Na escala de contaminação estabelecida pela Associação Brasileira de Normas Técnicas (ABNT), os inertes ocupam uma posição intermediária (II B).

Não são excessivamente tóxicos a ponto de ser classificados como perigosos (ao lado do lixo hospitalar e de certos tipos de resíduos industriais) nem suficientemente inofensivos para figurar ao lado dos não-inertes (entre os quais encontra-se a maior parte do lixo doméstico).

No Complexo Cultural do Porto Seco, local previsto com uma das futuras “cidades temporárias” planejadas pelo governo do Estado para desabrigados, um bota-espera foi alvo de uma representação do vereador Jonas Reis (PT) apresentada ao Ministério Público do Estado.

A estrutura, disse o parlamentar, “tornou o espaço público insalubre, sem nenhum tipo de manta de proteção no solo, misturando lixo orgânico que as pessoas dispensaram junto com dejetos da enchente que também estão contaminados”.

O presidente da Associação Brasileira de Engenharia Sanitária e Ambiental (Abes), Paulo Robinson Samuel, também fez críticas ao local.

“Vi pessoas catando material no meio daquele monte de resíduos. Não podemos esquecer que esses dejetos estão contaminados. Podem conter ratos, escorpiões e baratas, além de urina de roedores. As pessoas podem pegar doenças. Além de exalar gases, a partir de dois ou três dias os resíduos podem gerar chorume capaz de contaminar o lençol freático”, afirma.

No sábado (8/6), um grupo de moradores do bairro Humaitá protestou contra a presença de um bota-espera nas imediações da Arena do Grêmio. O prefeito Sebastião Melo (MDB) foi até o bairro e garantiu que o lixo será removido para outro local.

Hundertmarker diz que os bota-espera foram fundamentais para dar segurança e agilidade à coleta nos bairros feita por caminhões pequenos.

O DMLU reconhece ter orientado a população a utilizar apenas cinco estruturas (duas no Centro Histórico, uma delas desativada no início do mês de junho, uma no bairro Serraria, outra no bairro Humaitá e outra no bairro São Geraldo).

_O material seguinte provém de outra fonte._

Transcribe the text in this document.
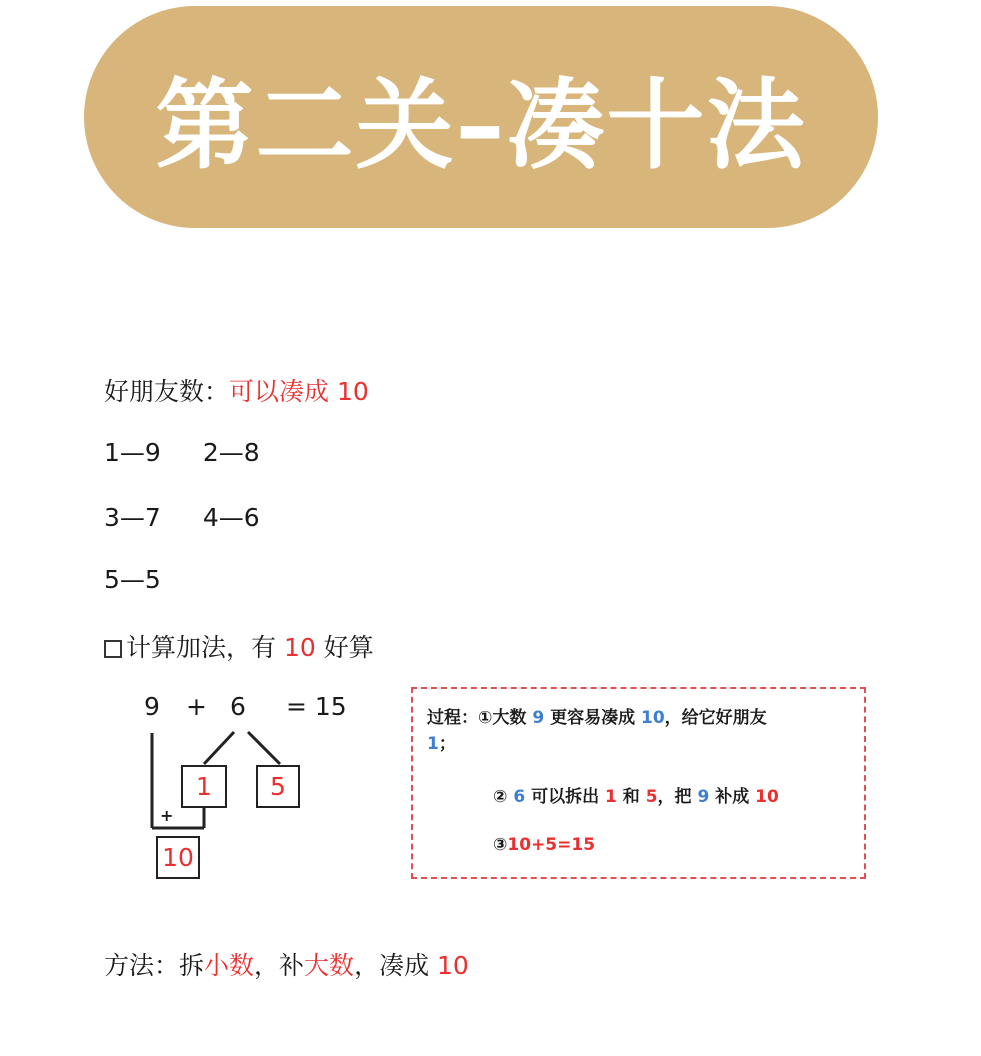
第二关–凑十法
好朋友数：可以凑成 10
1—9 2—8
3—7 4—6
5—5
计算加法，有 10 好算
9 + 6 = 15
1	5
+
10
过程：①大数 9 更容易凑成 10，给它好朋友
1；
② 6 可以拆出 1 和 5，把 9 补成 10
③10+5=15
方法：拆小数，补大数，凑成 10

Na terça-feira (11/6), o órgão informou que o lixão do Porto Seco “ainda (está) sendo encerrado”. Não há previsão para término das operações dos outros quatro.

O diretor técnico da Fundação Estadual de Proteção Ambiental (Fepam), Gabriel Ritter, defende que os bota-espera foram fundamentais para retirar montanhas de resíduos da cidade e devolver dignidade aos moradores.

“Na região metropolitana, é praticamente a casa inteira das pessoas que está indo para a rua”, observa.

“À medida que se diminui o lixo nas casas, será possível reduzir o número de carretas de resíduos em circulação e fazer a completa recuperação do espaço urbano.”

Crédito, Divulgação/Paulo Robinson Samuel

Legenda da foto, O diretor técnico da Fundação Estadual de Proteção Ambiental (Fepam), Gabriel Ritter, defende que os bota-espera foram fundamentais para retirar montanhas de resíduos da cidade

Nos momentos iniciais da catástrofe, a prefeitura, os órgãos de fiscalização e especialistas chegaram a um primeiro consenso: os restos oriundos das zonas inundadas não poderiam fazer o caminho usual do lixo da capital.

Porto Alegre produz diariamente, em condições normais, cerca de 1,1 mil toneladas de resíduos, das quais cerca de 50 toneladas são de recicláveis.

Esses últimos são destinados a unidades de triagem do DMLU. O material orgânico e resultante da limpeza pública é levado à Estação de Transbordo da Lomba do Pinheiro, na zona leste da cidade, de onde segue para o Aterro Sanitário de Minas do Leão, distante 113 km da capital.

Uma vez que aterros sanitários e unidades de triagem de recicláveis são impedidas por lei de receber inertes, a prefeitura teve de contratar um aterro específico para os resíduos decorrentes das enchentes.

“Tivemos de fazer uma busca em aterros para inertes aqui no Estado e até mesmo fora. Chegamos a cogitar levar esses resíduos para um município em Santa Catarina”, explica Hundertmarker.

A escolha acabou recaindo sobre o Aterro São Judas Tadeu, no município de Gravataí, na região metropolitana de Porto Alegre.

Pesou a favor do estabelecimento a pequena distância da capital (29 quilômetros, percorridos em cerca de uma hora pelas carretas) e o licenciamento pelos órgãos ambientais.

O contrato emergencial firmado pela prefeitura com o aterro prevê o descarte de 77 mil a 180 mil toneladas de inertes.